On Tuesday, May 22, Mrs. Rose gave a statement. She admitted being with Fox late Saturday night while her husband was at work, and she said Fox had confessed the crime to her, just as he had to Arnold. The next day Fox himself broke down and gave a full confession, although he now said the reason he killed Howard was to avenge an old grudge. The story Fox told was that, back in Audrain County, he had been accused of stealing a pig and had briefly left the county. Upon his return, he ran into Howard at a saloon, and Howard told him that it "looked suspicious" for him to leave the area while under accusations of stealing. An angry argument ensued, but Howard had quickly put the dispute in the past. He readily took up with Fox again when the two men met in Vernon County, but the younger man had not forgotten what he saw as a severe slight. Despite Fox's elaborate explanation for the murder, many observers around Nevada felt that Fox had mainly killed Howard just for his money--about $40, which he had taken off the man's body.

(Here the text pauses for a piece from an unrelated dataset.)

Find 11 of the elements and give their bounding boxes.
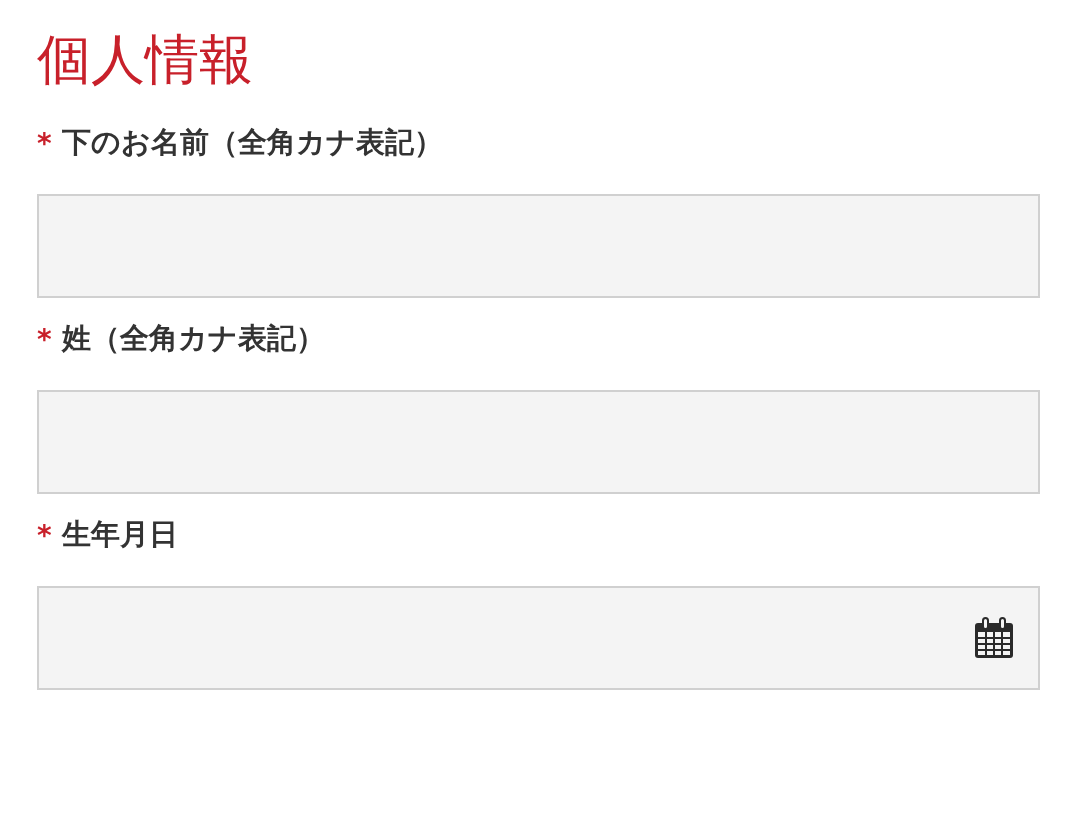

Fox was indicted for first degree murder on Thursday, May 24, and his trial began the following Wednesday. Fox's court-appointed lawyer did not deny his client's guilt but argued that there were mitigating factors. He said Fox loved Mrs. Rose, even though she was a dissolute woman, and that his client's original story to Arnold that he had killed Howard because Howard had struck or tried to strike Mrs. Rose was the true story. Fox had only changed his story to try to protect her from involvement in the crime, and he had acted out of passion, not out of greed or revenge as the other theories of the crime held. The presentation of evidence ended late that same night, and the jury retired to deliberate. The next morning, May 25, they announced a verdict of guilty. Fox's lawyer immediately asked for a new trial, partly on the basis that, during jury deliberations, someone had tossed a hangman's noose into the jury room. The judge overruled the motion and sentenced Fox to be hanged from the neck until dead on July 18, 1883. The case was then appealed to the Missouri Supreme Court, which issued a stay of execution until October, so as to give time for the appeal to be considered. The verdict was affirmed later the same year, and the execution reset for December 28.

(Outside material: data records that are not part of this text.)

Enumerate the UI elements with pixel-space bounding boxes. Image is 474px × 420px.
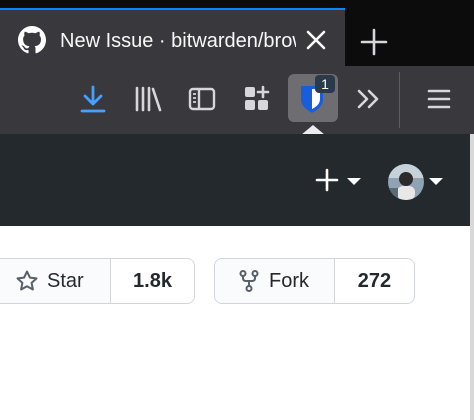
plus-icon[interactable] xyxy=(314,167,340,193)
notification-badge: 1 xyxy=(315,75,335,93)
fork-label: Fork xyxy=(269,269,309,292)
star-count[interactable]: 1.8k xyxy=(110,259,194,303)
user-avatar[interactable] xyxy=(388,164,424,200)
avatar-image xyxy=(388,164,424,200)
library-icon[interactable] xyxy=(133,84,163,114)
toolbar-separator xyxy=(399,72,400,128)
sidebar-icon[interactable] xyxy=(187,84,217,114)
chevron-down-icon[interactable] xyxy=(429,178,443,185)
download-icon[interactable] xyxy=(78,84,108,114)
repo-content xyxy=(0,226,470,420)
chevron-down-icon[interactable] xyxy=(347,178,361,185)
fork-count[interactable]: 272 xyxy=(333,259,414,303)
bitwarden-extension-button[interactable]: 1 xyxy=(288,74,338,122)
star-icon xyxy=(16,270,38,291)
browser-tab-active[interactable]: New Issue · bitwarden/browser xyxy=(0,8,345,70)
extensions-icon[interactable] xyxy=(242,84,272,114)
overflow-chevrons-icon[interactable] xyxy=(354,84,384,114)
close-icon[interactable] xyxy=(304,28,328,52)
hamburger-menu-icon[interactable] xyxy=(424,84,454,114)
tab-title: New Issue · bitwarden/browser xyxy=(60,30,296,52)
browser-toolbar: 1 xyxy=(0,66,474,134)
star-button[interactable]: Star xyxy=(0,259,111,303)
star-label: Star xyxy=(47,269,84,292)
github-icon xyxy=(18,26,46,54)
fork-icon xyxy=(239,270,259,292)
plus-icon[interactable] xyxy=(356,24,392,60)
fork-button-group: Fork 272 xyxy=(214,258,415,304)
fork-button[interactable]: Fork xyxy=(215,259,334,303)
window-edge xyxy=(470,134,474,420)
browser-tab-strip: New Issue · bitwarden/browser xyxy=(0,0,474,70)
star-button-group: Star 1.8k xyxy=(0,258,195,304)
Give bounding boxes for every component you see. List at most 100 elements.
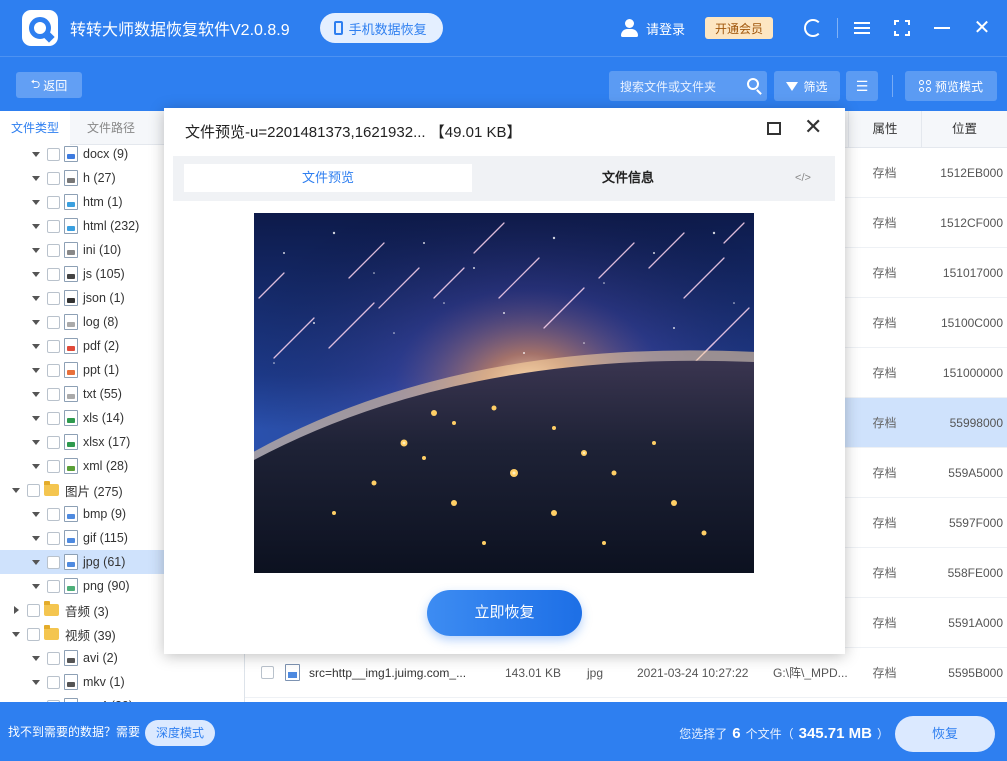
tab-source-code[interactable]: </> <box>788 164 818 192</box>
checkbox[interactable] <box>47 195 60 209</box>
checkbox[interactable] <box>47 243 60 257</box>
back-button[interactable]: ⮌ 返回 <box>16 72 82 98</box>
file-type: jpg <box>587 666 604 680</box>
chevron-down-icon[interactable] <box>32 174 40 182</box>
tab-file-info[interactable]: 文件信息 <box>483 164 773 192</box>
close-icon[interactable]: ✕ <box>804 116 822 138</box>
checkbox[interactable] <box>47 267 60 281</box>
tree-item-label: 音频 (3) <box>65 604 109 619</box>
chevron-down-icon[interactable] <box>32 198 40 206</box>
user-icon[interactable] <box>620 18 640 38</box>
checkbox[interactable] <box>47 459 60 473</box>
video-file-icon <box>64 674 78 690</box>
chevron-right-icon[interactable] <box>12 606 20 614</box>
minimize-icon[interactable] <box>931 17 953 39</box>
funnel-icon <box>786 81 799 91</box>
checkbox[interactable] <box>47 315 60 329</box>
checkbox[interactable] <box>27 483 40 497</box>
tree-item-label: bmp (9) <box>83 507 127 521</box>
fullscreen-icon[interactable] <box>891 17 913 39</box>
tree-item-label: html (232) <box>83 219 140 233</box>
search-input[interactable]: 搜索文件或文件夹 <box>609 71 767 101</box>
chevron-down-icon[interactable] <box>32 558 40 566</box>
maximize-icon[interactable] <box>767 122 781 135</box>
file-position: 1512CF000 <box>940 216 1003 230</box>
checkbox[interactable] <box>47 387 60 401</box>
file-position: 559A5000 <box>948 466 1003 480</box>
chevron-down-icon[interactable] <box>32 342 40 350</box>
text-file-icon <box>64 386 78 402</box>
chevron-down-icon[interactable] <box>12 486 20 494</box>
list-search-button[interactable]: ☰ <box>846 71 878 101</box>
checkbox[interactable] <box>47 579 60 593</box>
checkbox[interactable] <box>47 339 60 353</box>
menu-icon[interactable] <box>851 17 873 39</box>
chevron-down-icon[interactable] <box>32 246 40 254</box>
filter-button[interactable]: 筛选 <box>774 71 840 101</box>
chevron-down-icon[interactable] <box>32 414 40 422</box>
checkbox[interactable] <box>47 291 60 305</box>
chevron-down-icon[interactable] <box>32 318 40 326</box>
checkbox[interactable] <box>47 651 60 665</box>
chevron-down-icon[interactable] <box>32 534 40 542</box>
chevron-down-icon[interactable] <box>32 510 40 518</box>
chevron-down-icon[interactable] <box>32 390 40 398</box>
chevron-down-icon[interactable] <box>32 462 40 470</box>
mobile-recovery-button[interactable]: 手机数据恢复 <box>319 13 443 43</box>
chevron-down-icon[interactable] <box>32 582 40 590</box>
checkbox[interactable] <box>47 675 60 689</box>
checkbox[interactable] <box>27 627 40 641</box>
recover-now-button[interactable]: 立即恢复 <box>427 590 582 636</box>
chevron-down-icon[interactable] <box>32 678 40 686</box>
checkbox[interactable] <box>47 363 60 377</box>
tab-file-path[interactable]: 文件路径 <box>76 111 146 145</box>
checkbox[interactable] <box>27 603 40 617</box>
preview-mode-button[interactable]: 预览模式 <box>905 71 997 101</box>
file-position: 1512EB000 <box>940 166 1003 180</box>
file-preview-dialog: 文件预览-u=2201481373,1621932... 【49.01 KB】 … <box>164 108 845 654</box>
tab-file-preview[interactable]: 文件预览 <box>184 164 472 192</box>
row-checkbox[interactable] <box>261 666 274 679</box>
customer-service-icon[interactable] <box>802 17 824 39</box>
code-file-icon <box>64 170 78 186</box>
chevron-down-icon[interactable] <box>12 630 20 638</box>
recover-button[interactable]: 恢复 <box>895 716 995 752</box>
xml-file-icon <box>64 458 78 474</box>
vip-button[interactable]: 开通会员 <box>704 17 773 39</box>
chevron-down-icon[interactable] <box>32 150 40 158</box>
chevron-down-icon[interactable] <box>32 270 40 278</box>
checkbox[interactable] <box>47 411 60 425</box>
deep-mode-button[interactable]: 深度模式 <box>145 720 215 746</box>
chevron-down-icon[interactable] <box>32 222 40 230</box>
search-icon[interactable] <box>747 78 759 90</box>
table-row[interactable]: src=http__img1.juimg.com_... 143.01 KB jpg… <box>245 648 1007 698</box>
checkbox[interactable] <box>47 435 60 449</box>
checkbox[interactable] <box>47 531 60 545</box>
image-file-icon <box>64 506 78 522</box>
tree-item[interactable]: mp4 (30) <box>0 694 244 702</box>
close-window-icon[interactable]: ✕ <box>971 17 993 39</box>
checkbox[interactable] <box>47 171 60 185</box>
ppt-icon <box>64 362 78 378</box>
checkbox[interactable] <box>47 555 60 569</box>
chevron-down-icon[interactable] <box>32 294 40 302</box>
tab-file-type[interactable]: 文件类型 <box>0 111 71 145</box>
grid-icon <box>918 80 931 92</box>
checkbox[interactable] <box>47 507 60 521</box>
chevron-down-icon[interactable] <box>32 438 40 446</box>
column-header-attr[interactable]: 属性 <box>848 111 921 148</box>
tree-item[interactable]: mkv (1) <box>0 670 244 694</box>
chevron-down-icon[interactable] <box>32 654 40 662</box>
image-file-icon <box>64 578 78 594</box>
chevron-down-icon[interactable] <box>32 366 40 374</box>
tree-item-label: mkv (1) <box>83 675 125 689</box>
column-header-position[interactable]: 位置 <box>921 111 1007 148</box>
login-link[interactable]: 请登录 <box>646 19 685 38</box>
file-size: 143.01 KB <box>505 666 562 680</box>
file-position: 151000000 <box>942 366 1003 380</box>
file-attr: 存档 <box>872 366 897 380</box>
checkbox[interactable] <box>47 147 60 161</box>
file-position: 151017000 <box>942 266 1003 280</box>
checkbox[interactable] <box>47 219 60 233</box>
image-file-icon <box>64 554 78 570</box>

On December 27, the day before the scheduled execution, Fox was interviewed in his cell at the Nevada jail. He blamed his downfall on "whiskey and bad women." In addition, he said that he had gotten married too young and had married a woman to whom he was "too closely related." He and his wife were too much alike and, therefore, couldn't get along. The main reason he offered for his wayward life and for the murder of Howard, however, was simply that "Something has always been wrong with my head." Fox said he still loved Mrs. Rose but that she had not treated him right since he had been locked up. She had not visited him or even answered any of the letters he had written to her.
As many as 20,000 people poured into Nevada on December 28, and about 10,000 actually witnessed the hanging, which was staged from a gallows erected near the scene of the crime. The execution, according to one newspaper report, went off very smoothly and without "the usual painful preliminaries." Fox walked firmly up the steps to his doom and went immediately to the trap. At Fox's request, there was no clergy present, and the condemned man gave no lengthy speech, looking out over the crowd and saying only "Goodbye, boys" before the cap was placed over his head and he was swung into eternity.